Bajirao then asked (through his representative Udaji Pawar) Sarbulund Khan to grant him the chauth rights of Gujarat but was spurned. Hence, Bajirao despatched his brother Chimaji Appa to Gujrat who looted the towns of Petlad and Dholka. Sarbulund Khan was unable to simultaneously tackle Bande as well as the Peshwa's armies, he was overpowered and defeated by the Marathas and was forced to sign an agreement with the Peshwa in 1730 whereby the Peshwa was given the right to collect chauth and sardeshmukhi for Gujarat region (seaport of Surat was excluded from this agreement).

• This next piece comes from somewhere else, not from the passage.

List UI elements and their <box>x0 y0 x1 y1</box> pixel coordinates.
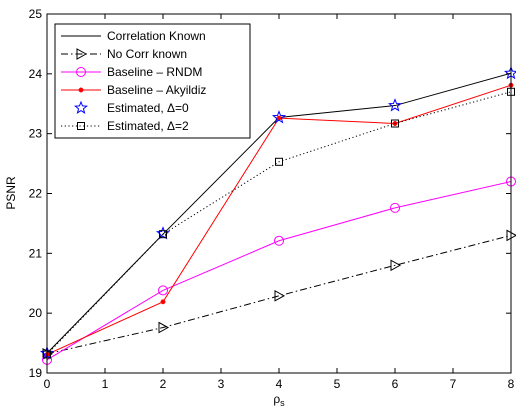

All this did not sit very well with the Mughal court and they replaced Sarbulund Khan with Abhay singh, son of Ajit singh of Jodhpur. But Abhay Singh was powerless to face and or defeat the Marathas and he too reconciled with the idea that the Peshwa was the only person who could rein in the free- booters in Gujarat and compromised and struck a deal with him.

Meanwhile, the treaty between the Mughals and the Peshwa was not acceptable to the Maratha Senapati Trimbakrao Dabhade, who considered the Gujrat affairs his hereditary right . He was already had ego clashes with the Peshwa, who he was not entirely comfortable accepting as a second supreme authority after the king. Note, the Peshwa on his part was also encouraging new blood like Holkar-Shinde-Pawar and starting on war campaigns without consultations with the sarsenapati.Now this Gujarat issue only aggravated matters further.

Sarsenapati Trimbakrao Dabhade then accused Peshwa Bajirao II of breaching the contract made between the Dabhade family and Chatrapati Shahu.Finding the king not very supportive, and evasive in the matter, he decided to take on Bajirao directly. In a skirmish that followed at Dabhoi in April 1731, Trimbakrao Dabhade was killed (Pilaji Gaekwads son Sambhaji also died in that battle). Also captured were rebels like Udaji Pawar (he had fallen out with Bajirao) and Chimnaji Damodar who were fighting on Dabhade's side.